Die abgelehnte Version, die die Grundlage für Thailands 20. Verfassung in über 80 Jahren hätte bilden sollen, war bereits vorab heftig kritisiert worden: Politiker rivalisierender Lager sowie Aktivisten hatten sie als absolut undemokratisch bezeichnet.

So monierte die einstige Regierungspartei Puea Thai, die das Militär im Mai 2014 nach Straßenprotesten aus dem Amt geputscht hatte, die Souveränität des Volkes werde komplett missachtet und die Macht gewählter Politiker deutlich geschwächt. Zudem hätte der neue Entwurf künftige Interventionen der Armee legitimiert. Ein seiner Entscheidungsbefugnisse fast völlig beraubtes Parlament hätte dabei als Feigenblatt dienen sollen.

Für besonderen Unmut sorgte eine in letzter Minute hinzugefügte Klausel: Diese hätte einem von Militärs und Polizei dominierten „Krisengremium” die Macht eingeräumt, im Falle einer Krise einzuschreiten.

Handverlesene Kandidaten

Selbst Abhisit Vejjajiva, Vorsitzender der mit Thailands alter, royalistischer Elite verbandelten Demokratischen Partei, die die Proteste Ende 2013 und Anfang 2014 gegen die damalige Regierungschefin Yingluck Shinawatra offen unterstützt hatte, plädierte dafür, der NRC solle den Entwurf ablehnen, um ihn zu überarbeiten.

Vorgesehen war, dass von 200 Senatoren – den Vertretern des Oberhauses – 123 von den Militärs und deren Umfeld ernannt werden sollten. Die übrigen 77, die jeweils eine thailändische Provinz vertreten, sollten gewählt werden. Allerdings hätten nur von der Armee und dem konservativen Establishment handverlesene Kandidaten antreten dürfen.

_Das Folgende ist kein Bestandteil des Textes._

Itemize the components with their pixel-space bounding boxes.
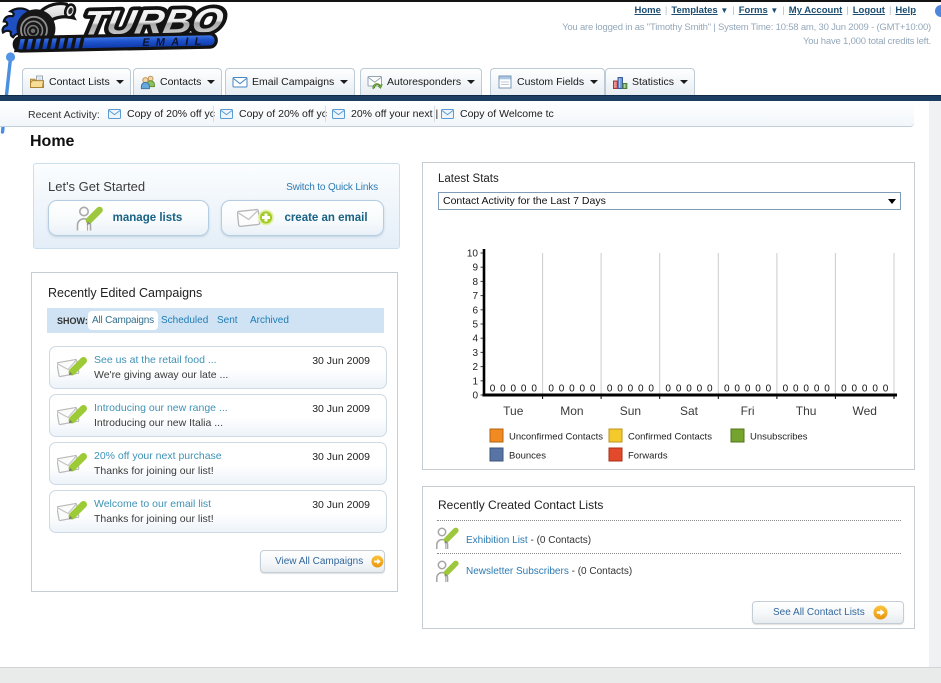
svg-text:0: 0 — [862, 384, 868, 395]
svg-text:0: 0 — [803, 384, 809, 395]
svg-text:Confirmed Contacts: Confirmed Contacts — [628, 432, 712, 443]
svg-text:1: 1 — [472, 376, 478, 387]
svg-text:0: 0 — [665, 384, 671, 395]
svg-text:0: 0 — [628, 384, 634, 395]
svg-text:0: 0 — [745, 384, 751, 395]
svg-text:4: 4 — [472, 334, 478, 345]
svg-text:0: 0 — [697, 384, 703, 395]
svg-text:0: 0 — [580, 384, 586, 395]
svg-text:8: 8 — [472, 277, 478, 288]
svg-text:0: 0 — [472, 391, 478, 402]
svg-text:0: 0 — [814, 384, 820, 395]
svg-text:0: 0 — [883, 384, 889, 395]
svg-text:0: 0 — [676, 384, 682, 395]
svg-text:0: 0 — [852, 384, 858, 395]
svg-text:0: 0 — [824, 384, 830, 395]
svg-text:0: 0 — [841, 384, 847, 395]
svg-text:Wed: Wed — [852, 404, 876, 418]
svg-text:0: 0 — [569, 384, 575, 395]
svg-text:Mon: Mon — [560, 404, 583, 418]
svg-text:6: 6 — [472, 305, 478, 316]
svg-text:0: 0 — [766, 384, 772, 395]
svg-text:0: 0 — [531, 384, 537, 395]
svg-text:EMAIL: EMAIL — [142, 36, 207, 49]
svg-text:0: 0 — [638, 384, 644, 395]
svg-text:Sun: Sun — [620, 404, 641, 418]
svg-text:0: 0 — [617, 384, 623, 395]
svg-text:0: 0 — [724, 384, 730, 395]
svg-text:0: 0 — [755, 384, 761, 395]
svg-text:Forwards: Forwards — [628, 451, 668, 462]
svg-text:0: 0 — [793, 384, 799, 395]
svg-text:0: 0 — [607, 384, 613, 395]
svg-text:0: 0 — [648, 384, 654, 395]
svg-text:0: 0 — [734, 384, 740, 395]
svg-text:0: 0 — [783, 384, 789, 395]
svg-text:0: 0 — [521, 384, 527, 395]
svg-text:0: 0 — [500, 384, 506, 395]
svg-text:0: 0 — [559, 384, 565, 395]
svg-text:10: 10 — [467, 249, 479, 260]
svg-text:Thu: Thu — [796, 404, 817, 418]
svg-text:Unconfirmed Contacts: Unconfirmed Contacts — [509, 432, 603, 443]
svg-text:0: 0 — [490, 384, 496, 395]
svg-text:0: 0 — [686, 384, 692, 395]
svg-text:2: 2 — [472, 362, 478, 373]
svg-text:0: 0 — [707, 384, 713, 395]
svg-text:Tue: Tue — [503, 404, 524, 418]
svg-text:Bounces: Bounces — [509, 451, 546, 462]
svg-text:Sat: Sat — [680, 404, 699, 418]
svg-text:3: 3 — [472, 348, 478, 359]
svg-text:Unsubscribes: Unsubscribes — [750, 432, 808, 443]
svg-text:0: 0 — [872, 384, 878, 395]
svg-text:0: 0 — [511, 384, 517, 395]
svg-text:0: 0 — [590, 384, 596, 395]
svg-text:9: 9 — [472, 263, 478, 274]
svg-text:0: 0 — [548, 384, 554, 395]
svg-text:7: 7 — [472, 291, 478, 302]
svg-text:5: 5 — [472, 320, 478, 331]
svg-text:Fri: Fri — [741, 404, 755, 418]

Im Unterhaus hätte ein ausgeklügeltes Proporzsystem dafür gesorgt, dass die großen politischen Parteien keine absoluten parlamentarischen Mehrheiten mehr erhalten hätten. Der Vorstoß zielte vor allem gegen den 2006 vom Militär gestürzten Expremierminister Thaksin Shinawatra, dessen Parteien alle Parlamentswahlen seit 2001 gewonnen hatten.

Politische Dauerkrise

Kurz vor der Abstimmung am Sonntag kursierten Meldungen, wonach Angehörige der Junta den NRC insgeheim aufgefordert hätten, mit „Nein” zu stimmen. Im Laufe des Tages hieß es dann in einem Twitter-Eintrag, alle NRC-Mitglieder aus Reihen des Militärs hätten den Entwurf zurückgewiesen. Auf den ersten Blick erscheint dies unlogisch: Die neue Verfassung war ja darauf angelegt, die Herrschaft der Armee und der alten Eliten auch nach möglichen Neuwahlen zu zementieren.

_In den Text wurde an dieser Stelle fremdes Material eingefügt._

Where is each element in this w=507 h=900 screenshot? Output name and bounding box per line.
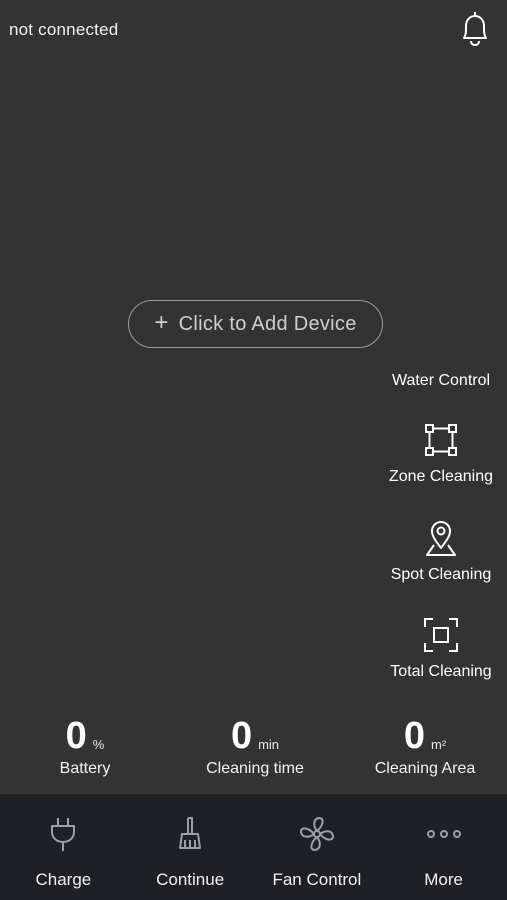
nav-label: Continue [156,870,225,889]
cleaning-time-label: Cleaning time [206,760,304,777]
battery-label: Battery [59,760,111,777]
nav-continue[interactable]: Continue [127,794,254,900]
mode-total-cleaning[interactable]: Total Cleaning [380,615,502,681]
bell-icon[interactable] [458,10,492,48]
stat-battery: 0 % Battery [0,712,170,778]
add-device-button[interactable]: + Click to Add Device [128,300,383,348]
add-device-label: Click to Add Device [178,312,357,335]
mode-label: Total Cleaning [390,663,492,680]
mode-label: Spot Cleaning [390,566,492,583]
nav-charge[interactable]: Charge [0,794,127,900]
location-pin-icon [426,521,456,556]
bottom-nav: Charge Continue Fan Control More [0,794,507,900]
stat-cleaning-area: 0 m² Cleaning Area [340,712,507,778]
nav-more[interactable]: More [380,794,507,900]
app-screen: not connected + Click to Add Device Wate… [0,0,507,900]
broom-icon [179,817,202,849]
mode-spot-cleaning[interactable]: Spot Cleaning [380,518,502,584]
cleaning-area-unit: m² [430,737,447,752]
total-frame-icon [424,618,458,652]
mode-label: Water Control [391,372,491,389]
connection-status: not connected [9,20,119,39]
mode-zone-cleaning[interactable]: Zone Cleaning [380,420,502,486]
battery-unit: % [92,737,105,752]
cleaning-area-value: 0 [403,715,425,757]
mode-label: Zone Cleaning [388,468,494,485]
cleaning-area-label: Cleaning Area [374,760,476,777]
plus-icon: + [154,309,169,336]
nav-label: Fan Control [272,870,362,889]
nav-label: More [424,870,463,889]
plug-icon [51,818,76,851]
stat-cleaning-time: 0 min Cleaning time [170,712,340,778]
more-dots-icon [426,830,461,838]
battery-value: 0 [65,715,87,757]
zone-icon [425,424,457,456]
cleaning-time-value: 0 [230,715,253,757]
nav-fan-control[interactable]: Fan Control [254,794,381,900]
cleaning-time-unit: min [258,737,280,752]
nav-label: Charge [35,870,92,889]
fan-icon [299,817,334,851]
mode-water-control[interactable]: Water Control [380,372,502,390]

Manche Kritiker mutmaßen, dass die Junta nur Zeit schinden wollte: Sie habe letztlich mit einem Entwurf an die Öffentlichkeit gehen wollen, den sie selbst als Demokratie à la „Thai-Style” schönredete, von dem sie aber insgeheim vermutete, dass dieser spätestens beim Referendum im Januar abgeschmettert worden wäre. Dann hätte sich Thailands politische Dauerkrise aufs Neue entzündet – Militärherrschaft hin oder her.

Schon vor geraumer Zeit hatten Beobachter gegenüber der taz erklärt, sie rechneten ohnehin nicht damit, dass es in absehbarer Zukunft zu Wahlen komme.